Here is an excerpt from repmgr.log.
ifdown_eth_on_Master_reconnect_interval_repmgr_log.txt

Thanks for the reports, we will look into them ASAP but it may take a few days.

Unfortunately I can't reproduce the usage of the correct parameter value on the standby by shutting down eth0 on the primary.

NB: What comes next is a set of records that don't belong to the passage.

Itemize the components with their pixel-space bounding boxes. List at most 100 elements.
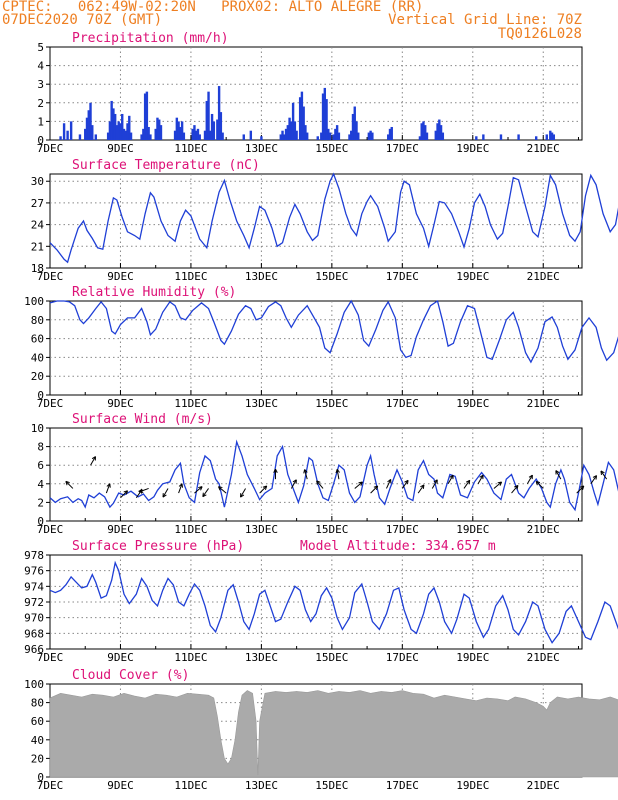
precip-bar bbox=[210, 113, 214, 140]
precip-bar bbox=[425, 132, 429, 140]
y-tick-label: 100 bbox=[24, 678, 44, 691]
wind-arrow-head bbox=[273, 468, 276, 473]
wind-arrow-head bbox=[178, 483, 183, 487]
x-tick-label: 7DEC bbox=[37, 142, 64, 155]
x-tick-label: 13DEC bbox=[245, 142, 278, 155]
x-tick-label: 21DEC bbox=[527, 270, 560, 283]
wind-arrow-head bbox=[303, 469, 306, 474]
y-tick-label: 60 bbox=[31, 715, 44, 728]
x-tick-label: 11DEC bbox=[174, 142, 207, 155]
precip-bar bbox=[177, 121, 180, 140]
wind-arrow-head bbox=[497, 481, 502, 484]
y-tick-label: 40 bbox=[31, 734, 44, 747]
panel-title: Surface Temperature (nC) bbox=[72, 158, 260, 173]
wind-arrow-icon bbox=[477, 474, 484, 485]
wind-arrow-head bbox=[516, 485, 519, 490]
x-tick-label: 15DEC bbox=[315, 651, 348, 664]
x-tick-label: 17DEC bbox=[386, 651, 419, 664]
series-line bbox=[49, 299, 618, 364]
wind-arrow-head bbox=[335, 469, 338, 474]
precip-bar bbox=[321, 93, 325, 140]
wind-arrow-icon bbox=[304, 469, 308, 480]
wind-arrow-head bbox=[141, 489, 143, 494]
wind-arrow-head bbox=[218, 486, 221, 491]
precip-bar bbox=[87, 110, 90, 140]
precip-bar bbox=[129, 132, 133, 140]
wind-arrow-head bbox=[218, 486, 223, 489]
precip-bar bbox=[302, 106, 305, 140]
precip-bar bbox=[173, 130, 177, 140]
x-tick-label: 9DEC bbox=[107, 523, 134, 536]
precip-bar bbox=[482, 134, 485, 140]
wind-arrow-head bbox=[198, 486, 203, 489]
precip-bar bbox=[106, 132, 110, 140]
wind-arrow-head bbox=[162, 494, 167, 498]
precip-bar bbox=[371, 132, 374, 140]
y-tick-label: 24 bbox=[31, 219, 45, 232]
wind-arrow-head bbox=[468, 480, 471, 485]
precip-bar bbox=[348, 134, 351, 140]
wind-arrow-head bbox=[528, 474, 533, 478]
x-tick-label: 11DEC bbox=[174, 779, 207, 792]
wind-arrow-head bbox=[387, 478, 391, 483]
x-tick-label: 11DEC bbox=[174, 523, 207, 536]
precip-bar bbox=[110, 100, 113, 140]
x-tick-label: 13DEC bbox=[245, 779, 278, 792]
wind-arrow-head bbox=[422, 484, 425, 489]
precip-bar bbox=[260, 136, 263, 140]
wind-arrow-head bbox=[555, 470, 560, 474]
x-tick-label: 15DEC bbox=[315, 270, 348, 283]
wind-arrow-head bbox=[536, 480, 541, 484]
precip-bar bbox=[147, 126, 150, 140]
precip-bar bbox=[142, 128, 145, 140]
wind-arrow-icon bbox=[370, 485, 379, 494]
wind-arrow-head bbox=[592, 475, 597, 478]
wind-arrow-icon bbox=[431, 479, 438, 489]
precip-bar bbox=[122, 128, 126, 140]
x-tick-label: 21DEC bbox=[527, 142, 560, 155]
precip-bar bbox=[549, 130, 552, 140]
wind-arrow-head bbox=[420, 484, 425, 488]
x-tick-label: 19DEC bbox=[456, 651, 489, 664]
wind-arrow-icon bbox=[590, 475, 597, 485]
y-tick-label: 20 bbox=[31, 752, 44, 765]
wind-arrow-head bbox=[65, 481, 68, 486]
precip-bar bbox=[119, 123, 122, 140]
wind-arrow-icon bbox=[178, 483, 183, 494]
precip-bar bbox=[293, 121, 297, 140]
precip-bar bbox=[196, 128, 200, 140]
y-tick-label: 30 bbox=[31, 175, 44, 188]
y-tick-label: 3 bbox=[37, 78, 44, 91]
wind-arrow-icon bbox=[354, 481, 363, 489]
series-line bbox=[49, 439, 618, 512]
wind-arrow-head bbox=[358, 481, 363, 484]
precip-bar bbox=[78, 134, 82, 140]
x-tick-label: 17DEC bbox=[386, 397, 419, 410]
precip-bar bbox=[304, 125, 307, 140]
precip-bar bbox=[94, 134, 98, 140]
precip-bar bbox=[191, 128, 194, 140]
header-run-date: 07DEC2020 70Z (GMT) bbox=[2, 12, 163, 28]
precip-bar bbox=[550, 132, 554, 140]
y-tick-label: 27 bbox=[31, 197, 44, 210]
precip-bar bbox=[249, 130, 253, 140]
x-tick-label: 9DEC bbox=[107, 397, 134, 410]
precip-bar bbox=[85, 117, 89, 140]
x-tick-label: 19DEC bbox=[456, 523, 489, 536]
y-tick-label: 0 bbox=[37, 389, 44, 402]
wind-arrow-icon bbox=[139, 487, 149, 493]
y-tick-label: 18 bbox=[31, 262, 44, 275]
wind-arrow-head bbox=[514, 484, 519, 488]
precip-bar bbox=[217, 86, 221, 140]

Issue has been reproduced and a fix applied, which will be in the upcoming 5.2.1 release.

Thanks for the report!

Great!

Good time of the day, Ibarwick.
After updating repmgr to version 5.2.1, the problem is resolved. For both types of failures: stop postgresql and ifdown eth2, the "reconnect_interval" parameter works correctly. Here is an excerpt from repmgr.log:

[2020-12-09 16:46:28] [DEBUG] replication lag in bytes is: 0
[2020-12-09 16:46:30] [DEBUG] connection check type is "ping"
[2020-12-09 16:46:30] [DEBUG] replication lag in bytes is: 0
[2020-12-09 16:46:32] [DEBUG] connection check type is "ping"
[2020-12-09 16:46:32] [WARNING] unable to ping "host = zabservtstnode1 user = repmgr dbname = repmgr connect_timeout = 10"
[2020-12-09 16:46:32] [DETAIL] PQping() returned "PQPING_NO_RESPONSE"
[2020-12-09 16:46:32] [WARNING] unable to connect to upstream node "zabservtstnode1" (ID: 1)
[2020-12-09 16:46:32] [INFO] checking state of node "zabservtstnode1" (ID: 1), 1 of 3 attempts
[2020-12-09 16:46:32] [WARNING] unable to ping "user=repmgr connect_timeout=10 dbname=repmgr host=zabservtstnode1 fallback_application_name=repmgr"
[2020-12-09 16:46:32] [DETAIL] PQping() returned "PQPING_NO_RESPONSE"
[2020-12-09 16:46:32] [INFO] sleeping up to 8 seconds until next reconnection attempt
[2020-12-09 16:46:40] [INFO] checking state of node "zabservtstnode1" (ID: 1), 2 of 3 attempts
[2020-12-09 16:46:50] [WARNING] unable to ping "user=repmgr connect_timeout=10 dbname=repmgr host=zabservtstnode1 fallback_application_name=repmgr"
[2020-12-09 16:46:50] [DETAIL] PQping() returned "PQPING_NO_RESPONSE"
[2020-12-09 16:46:50] [INFO] sleeping up to 8 seconds until next reconnection attempt
[2020-12-09 16:46:58] [INFO] checking state of node "zabservtstnode1" (ID: 1), 3 of 3 attempts
[2020-12-09 16:47:08] [WARNING] unable to ping "user=repmgr connect_timeout=10 dbname=repmgr host=zabservtstnode1 fallback_application_name=repmgr"
[2020-12-09 16:47:08] [DETAIL] PQping() returned "PQPING_NO_RESPONSE"
[2020-12-09 16:47:08] [WARNING] unable to reconnect to node "zabservtstnode1" (ID: 1) after 3 attempts
[2020-12-09 16:47:08] [NOTICE] setting "wal_retrieve_retry_interval" to 86405000 milliseconds
[2020-12-09 16:47:08] [INFO] sleeping 5 seconds
[2020-12-09 16:47:13] [NOTICE] killing WAL receiver with PID 16093
[2020-12-09 16:47:14] [INFO] WAL receiver with pid 16093 killed

Thank you and your team for solving this problem !!!

I'll close the problem now.

Thanks for the confirmation, much appreciated!